Die Klägerin habe ihren Unterlassungsantrag ohne Abstrahierung auf die konkrete Verletzungsform bezogen. Sie habe ihre einzelnen Beanstandungen nicht gesondert zum Gegenstand ihres Verbotsantrags gemacht, sondern die in der E-Mail vom 23. August 2005 enthaltene Werbung als Ganzes angegriffen. Ein solcher Antrag sei schon dann in vollem Umfang begründet, wenn die konkrete Verletzungsform eine einzige konkrete Wettbewerbswidrigkeit enthalte. Die Äußerung zur Frage der Gleichwertigkeit der Produkte der Parteien in Bezug auf die Folienführung stelle in ihrer konkreten Form eine nach §§ 3, 6 Abs. 2 Nr. 2 und 5 UWG unzulässige vergleichende Werbung dar. Schon deshalb sei der Unterlassungsantrag der Klägerin in vollem Umfang begründet gewesen. Die auf diese Äußerung bezogene Unterwerfungserklärung der Beklagten in der Berufungsverhandlung habe die Wiederholungsgefahr hinsichtlich dieser Äußerung und damit zugleich hinsichtlich der angegriffenen Werbemaßnahme in ihrer Gesamtheit beseitigt.
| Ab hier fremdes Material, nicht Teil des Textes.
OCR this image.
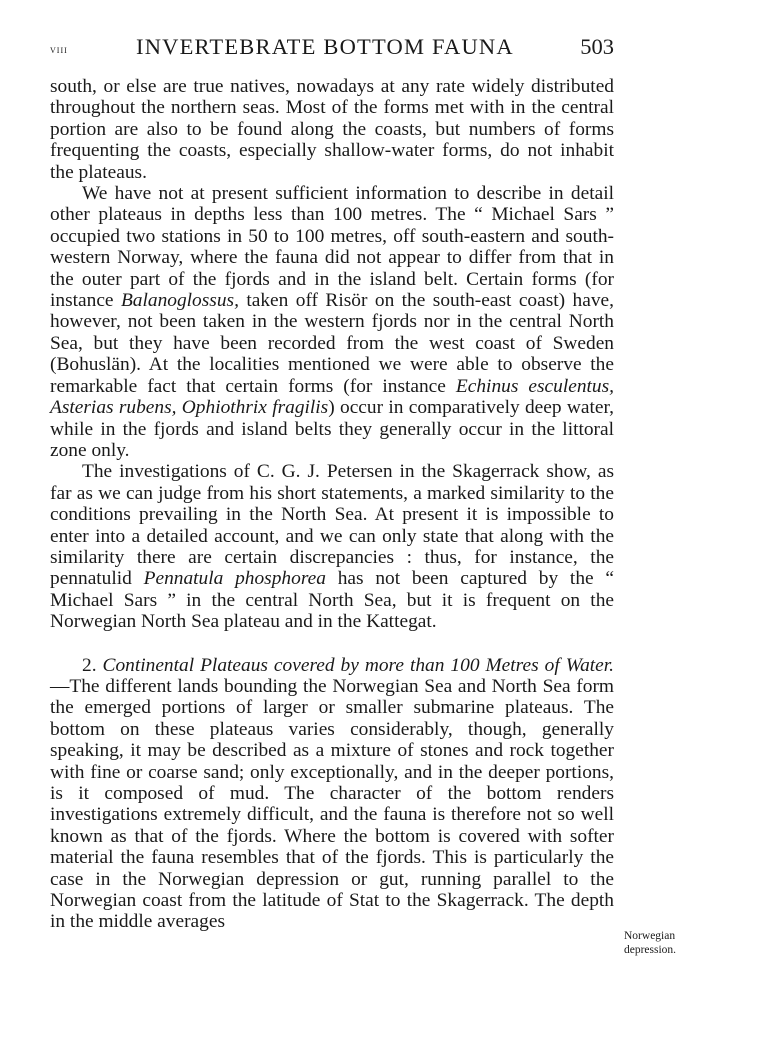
viii	INVERTEBRATE BOTTOM FAUNA	503

south, or else are true natives, nowadays at any rate widely distributed throughout the northern seas. Most of the forms met with in the central portion are also to be found along the coasts, but numbers of forms frequenting the coasts, especially shallow-water forms, do not inhabit the plateaus.

We have not at present sufficient information to describe in detail other plateaus in depths less than 100 metres. The “ Michael Sars ” occupied two stations in 50 to 100 metres, off south-eastern and south-western Norway, where the fauna did not appear to differ from that in the outer part of the fjords and in the island belt. Certain forms (for instance Balanoglossus, taken off Risör on the south-east coast) have, however, not been taken in the western fjords nor in the central North Sea, but they have been recorded from the west coast of Sweden (Bohuslän). At the localities mentioned we were able to observe the remarkable fact that certain forms (for instance Echinus esculentus, Asterias rubens, Ophiothrix fragilis) occur in comparatively deep water, while in the fjords and island belts they generally occur in the littoral zone only.

The investigations of C. G. J. Petersen in the Skagerrack show, as far as we can judge from his short statements, a marked similarity to the conditions prevailing in the North Sea. At present it is impossible to enter into a detailed account, and we can only state that along with the similarity there are certain discrepancies : thus, for instance, the pennatulid Pennatula phosphorea has not been captured by the “ Michael Sars ” in the central North Sea, but it is frequent on the Norwegian North Sea plateau and in the Kattegat.

2. Continental Plateaus covered by more than 100 Metres of Water.—The different lands bounding the Norwegian Sea and North Sea form the emerged portions of larger or smaller submarine plateaus. The bottom on these plateaus varies considerably, though, generally speaking, it may be described as a mixture of stones and rock together with fine or coarse sand; only exceptionally, and in the deeper portions, is it composed of mud. The character of the bottom renders investigations extremely difficult, and the fauna is therefore not so well known as that of the fjords. Where the bottom is covered with softer material the fauna resembles that of the fjords. This is particularly the case in the Norwegian depression or gut, running parallel to the Norwegian coast from the latitude of Stat to the Skagerrack. The depth in the middle averages

Norwegian
depression.
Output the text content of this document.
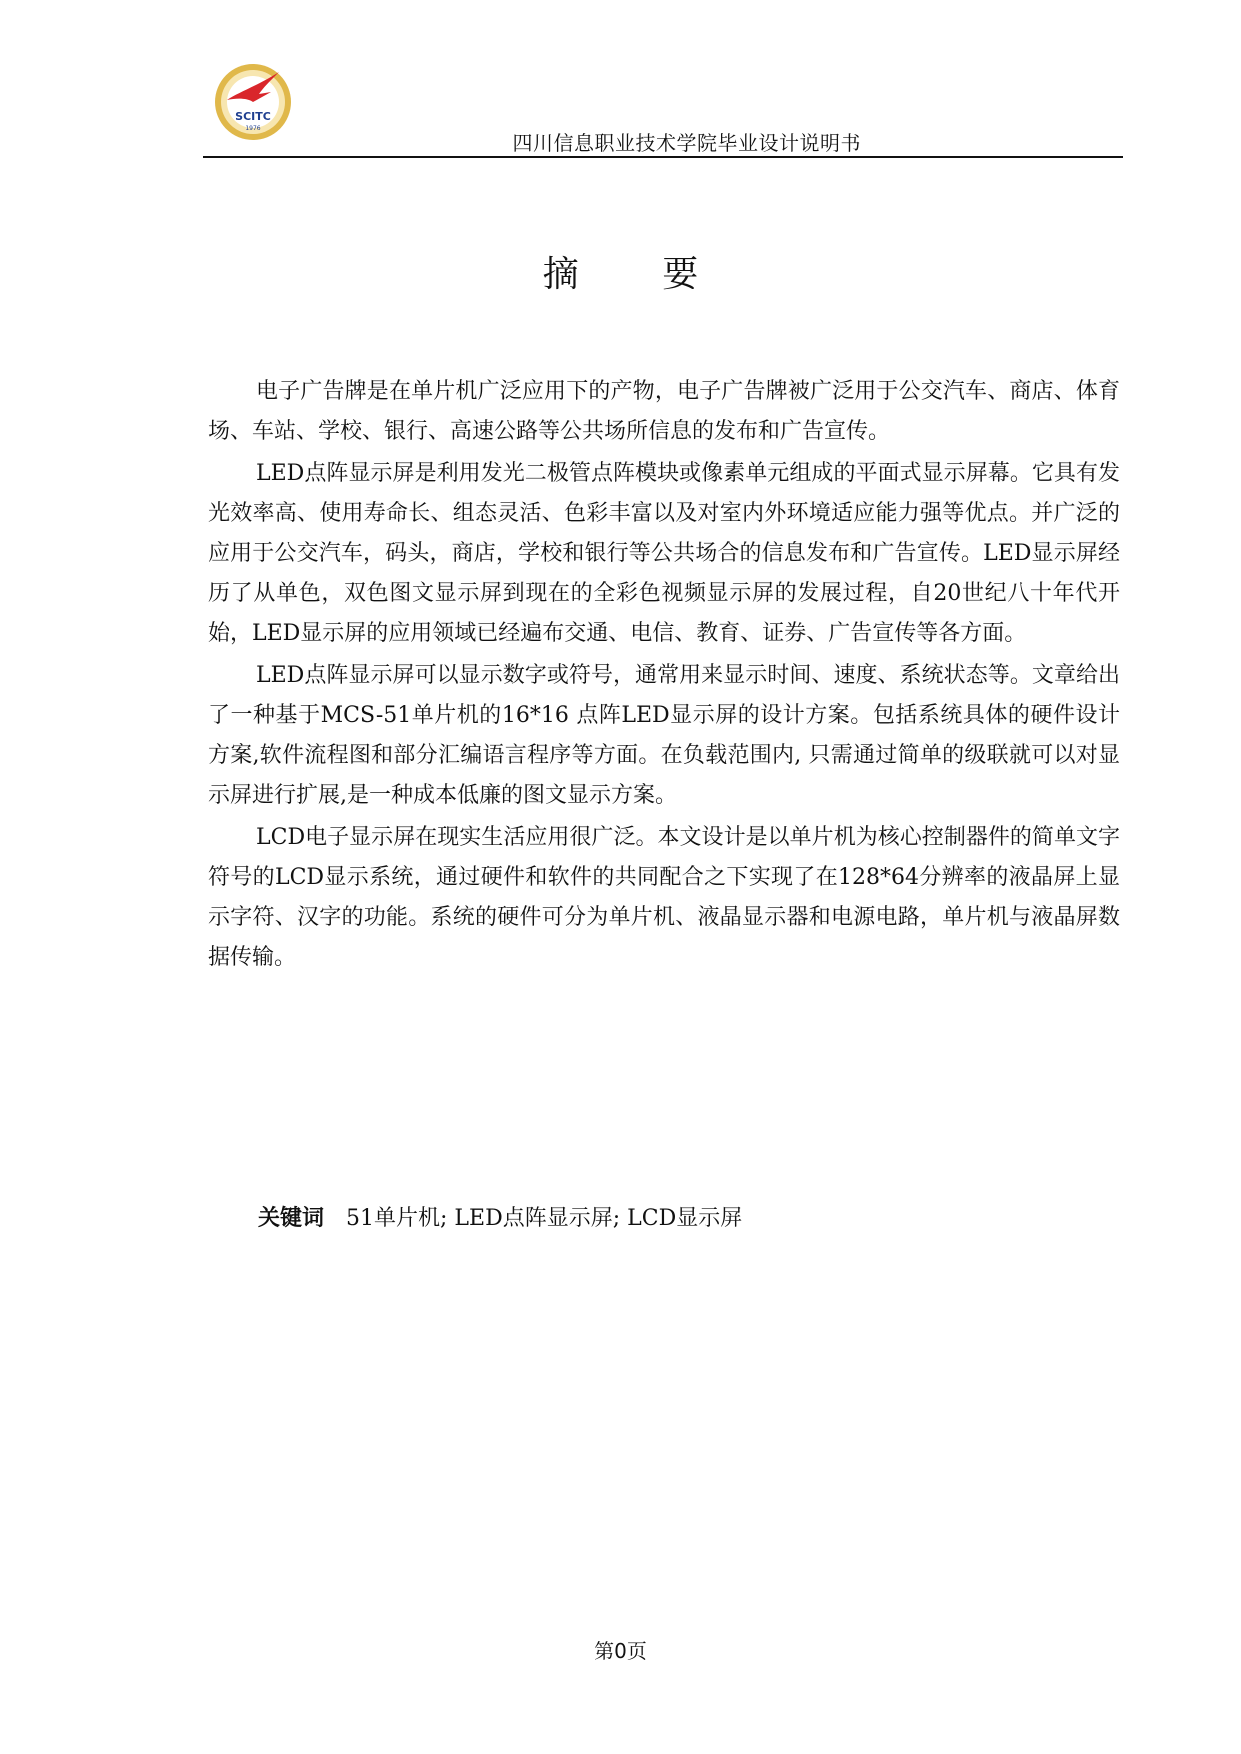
SCITC
1976
四川信息职业技术学院毕业设计说明书
摘 要

电子广告牌是在单片机广泛应用下的产物，电子广告牌被广泛用于公交汽车、商店、体育场、车站、学校、银行、高速公路等公共场所信息的发布和广告宣传。

LED点阵显示屏是利用发光二极管点阵模块或像素单元组成的平面式显示屏幕。它具有发光效率高、使用寿命长、组态灵活、色彩丰富以及对室内外环境适应能力强等优点。并广泛的应用于公交汽车，码头，商店，学校和银行等公共场合的信息发布和广告宣传。LED显示屏经历了从单色，双色图文显示屏到现在的全彩色视频显示屏的发展过程，自20世纪八十年代开始，LED显示屏的应用领域已经遍布交通、电信、教育、证券、广告宣传等各方面。

LED点阵显示屏可以显示数字或符号，通常用来显示时间、速度、系统状态等。文章给出了一种基于MCS-51单片机的16*16 点阵LED显示屏的设计方案。包括系统具体的硬件设计方案,软件流程图和部分汇编语言程序等方面。在负载范围内, 只需通过简单的级联就可以对显示屏进行扩展,是一种成本低廉的图文显示方案。

LCD电子显示屏在现实生活应用很广泛。本文设计是以单片机为核心控制器件的简单文字符号的LCD显示系统，通过硬件和软件的共同配合之下实现了在128*64分辨率的液晶屏上显示字符、汉字的功能。系统的硬件可分为单片机、液晶显示器和电源电路，单片机与液晶屏数据传输。

关键词 51单片机; LED点阵显示屏; LCD显示屏
第0页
II. Die gegen diese Beurteilung gerichteten Angriffe der Revision haben teilweise Erfolg. Sie führen zur Aufhebung des Berufungsurteils und zur Zurückweisung der Berufung der Klägerin gegen die klageabweisende landgerichtliche Entscheidung, soweit das Berufungsgericht hinsichtlich des Unterlassungsbegehrens die Erledigung der Hauptsache festgestellt und die Beklagten zur Zahlung von Abmahnkosten in Höhe von insgesamt 1.333,80 € (jeweils 666,90 €) verurteilt hat; im Übrigen (Verurteilung zur Zahlung der Kosten des Abschlussschreibens ebenfalls in Höhe von 1.333,80 €) ist die Revision unbegründet.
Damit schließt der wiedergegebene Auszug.